Tal como vimos no 5 E-Tech, o Scenic também traz o sistema Multi-Sense, com quatro modos de condução: ‘Eco’, ‘Comfort’, ‘Sport’ e um modo ‘Personalizado’, que nos permite definir a resposta do motor, o comportamento da direcção e a dinâmica geral do automóvel. Tudo é bastante intuitivo e fácil de configurar, algo que começa a ser uma tradição nos novos Renault.
A arrumação é um dos pontos fortes deste modelo. A consola central tem vários compartimentos: uma base fixa para garrafas e copos, outra zona modular com divisórias móveis em três posições e uma zona que peca por ser demasiado profunda, com um acesso que se torna bastante complicado. Aqui, temos uma tomada de 12V, cuja localização pouco prática é um dos (poucos) erros de ergonomia deste SUV.
Há ainda um alçapão sob o apoio de braços com mais arrumação e uma bandeja onde nos acostumámos a colocar a chave, junto a duas portas USB-C. Para carregar o smartphone existe uma base sob os botões físicos, discretamente integrada por baixo dos botões físicos do ecrã principal, mas com outro erro: o torna-se acesso complicado, especialmente para quem tem mãos maiores.
O sistema de som Harman Kardon, com nove altifalantes e 410 W, deu-nos uma experiência auditiva envolvente e de qualidade.
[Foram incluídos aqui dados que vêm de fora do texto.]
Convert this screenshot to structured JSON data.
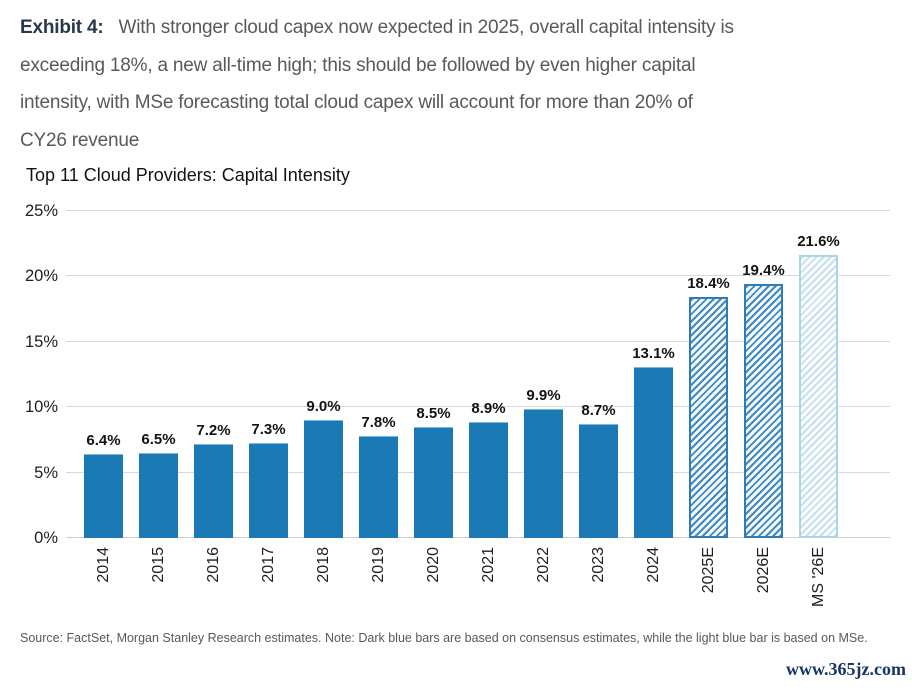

Já os controlos do volume e do ecrã passaram para a moldura lateral do ecrã e são, agora, sensíveis ao toque, uma solução prática. No Captur e no 5 E-Tech, a Renault colocou-os no topo, o que não facilitava muito a sua operação.
A função de estacionamento mãos-livres continua a ser eficaz e intuitiva, e um botão localizado à esquerda do volante permite activar rapidamente o modo ‘My Safety’, onde é possível desligar os alertas das ajudas à condução — uma decisão inteligente da Renault, já que estas assistências podem tornar-se muito intrusivas (o som dos alertas é incómodo).
A autonomia anunciada para esta versão com bateria de 87 kWh é de 784 km em ciclo urbano e 603 km em ciclo combinado, segundo a marca). Após percorrermos 224 km, registámos um consumo médio de 13,7 kWh/100 km (auto-estrada, estradas secundárias e cidade) e um EcoScore de 70/100, o que demonstra uma boa eficiência, mesmo com os 220 cv disponíveis. Os consumos homologados são de 17,4 kWh em ciclo combinado e 13,4 kWh em urbano, o que faz com que o nosso resultado tenha sido melhor que o “oficial”.
Com um preço final de 54 900 euros (incluindo extras como o tejadilho Solarbay e a cor cinzento Schiste), a nova “vida” do Renault Scenic personifica-se num familiar com argumentos sólidos — especialmente no conforto e na habitabilidade traseira. Apesar de algumas falhas, acaba por ser uma proposta distinta, num segmento onde a Renault vai somando modelos com ambições semelhantes.